The Politics of Division. An Engagement with Identity Politics. Anarchist Communist Group. ACG/Stormy Petrel, 2021. 26pp.
The introduction to this short pamphlet states: ‘We want to create a society in which exploitation is abolished and all resources are held in common. We also struggle for a society without a State and in which no group oppresses another: a society without hierarchies. We envisage a society of co-operation, mutual aid, equality and freedom.’ This clear expression of the Anarchist Communist Group’s aim mirrors very closely the kind of society we seek to see established. We are also in agreement with what ACG have to say about the system we currently live under, capitalism, in which ‘only a few own and control the earth’s resources’ and the vast majority (ie, the working class) ‘need to sell their labour power in order to survive’, with the explanation that they ‘use the term working class to include all those of us who cannot live on the proceeds of their property or capital’.
And the point of this pamphlet is to explain how, if progress is to be made towards establishing that completely new society, the common interest of that vast majority must override the divisions and diversions that are constantly arising within it associated with race, gender, disability or any other type of so-called ‘identity politics’. It gives a readable account of how capitalism has, in its development, used those divisions to its advantage and how, even today, ‘identity politics sets us against each other’ and divides us as a class. It points out how ‘cultural diversity’ is used to divert attention from the shared working-class issue of wage slavery and insecurity and to divide workers from one another, when, in a different kind of cooperative, materially secure, tolerant society, diversity between different people or peoples would be a cause for interest and celebration among everyone. The pamphlet sums up the situation well: ‘Class is the fundamental division in our society, not because it is more important in terms of affecting people’s lives than oppressions such as racism or sexism, but because it is the one thing that unites us into a potential revolutionary movement.’
It follows from this that it is in the interest of the class of wage and salary workers (ie, the vast majority of us) to be as free as possible to spread the idea of a revolutionary change of society, not to be hampered by fear of the kind of censorship that seeks to silence discussion in case it may offend a certain identity group. This is an argument summed up in a section of the pamphlet entitled ‘Identity politics kills freedom of expression and suppresses debate’, which then however goes on to say that ‘a more effective approach is to support the self-organisation of oppressed groups into autonomous groups’. And it is here, in its closing pages, that the pamphlet somewhat loses its way.
Its attempt to argue that ‘autonomous groups’ are less of a diversion from the united interests of workers than identity groups, because the latter focus ‘only on the oppression of the group’, while in the former ‘there is no anti-capitalist perspective that may see other workers as the enemy’ is far from convincing, drifting as it does into discussion of how these autonomous groups might go about influencing, for example, trade unions or the operation of professions, such as the legal one. A far cry this from the earlier call for ‘a completely new society’.

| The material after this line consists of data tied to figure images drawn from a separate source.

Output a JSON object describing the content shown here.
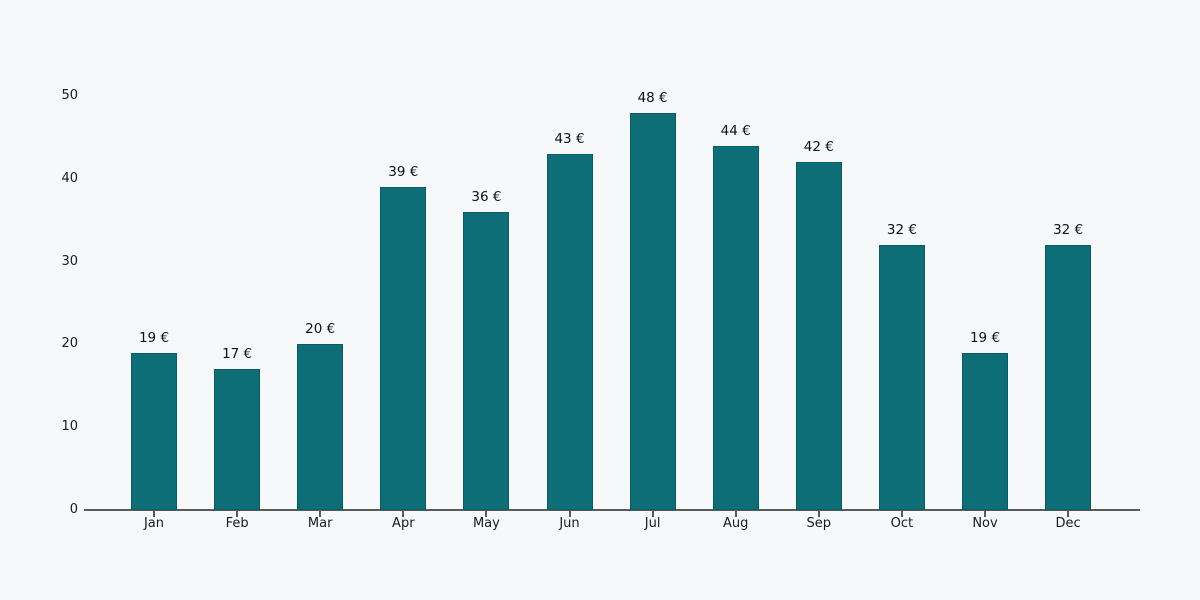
{
  "chart_data": {
    "type": "bar",
    "title": "",
    "xlabel": "",
    "ylabel": "",
    "categories": [
      "Jan",
      "Feb",
      "Mar",
      "Apr",
      "May",
      "Jun",
      "Jul",
      "Aug",
      "Sep",
      "Oct",
      "Nov",
      "Dec"
    ],
    "values": [
      19,
      17,
      20,
      39,
      36,
      43,
      48,
      44,
      42,
      32,
      19,
      32
    ],
    "value_labels": [
      "19 €",
      "17 €",
      "20 €",
      "39 €",
      "36 €",
      "43 €",
      "48 €",
      "44 €",
      "42 €",
      "32 €",
      "19 €",
      "32 €"
    ],
    "yticks": [
      0,
      10,
      20,
      30,
      40,
      50
    ],
    "ytick_labels": [
      "0",
      "10",
      "20",
      "30",
      "40",
      "50"
    ],
    "ylim": [
      0,
      52
    ],
    "grid": false,
    "legend": null,
    "currency": "€",
    "colors": {
      "bar_fill": "#0d6e78",
      "bar_edge": "#0a5a64",
      "axis_line": "#5a5a5a",
      "text": "#1a1a1a",
      "background": "#f7f8fa"
    }
  }
}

This drift into a focus on relatively minor details of how the capitalist system operates flows, one suspects, from a refusal, endemic among anarchists (even those who share our ambition of a stateless, world society without frontiers, without leaders and led, without money and buying and selling, and based on free access to all goods and services), to contemplate using parliament and the ballot box as democratic revolutionary instruments. The fact is that, as socialists, we cannot reasonably see any other way of achieving the end that both we and many anarcho-communists envisage and we fear that the anarcho-communist rejection of the ballot box marks them out as a tendency which misunderstands an important element of how capitalism works and thus removes credibility from their arguments about how socialism (or anarcho-communism) can be achieved. Our basic point is that the ballot box is a sort of genie that has been let out of the bottle and, though currently used to run and bolster capitalism, once socialist consciousness is widespread, it cannot be put back in but instead can be the tool for getting rid of capitalism, ‘legally’ so to speak.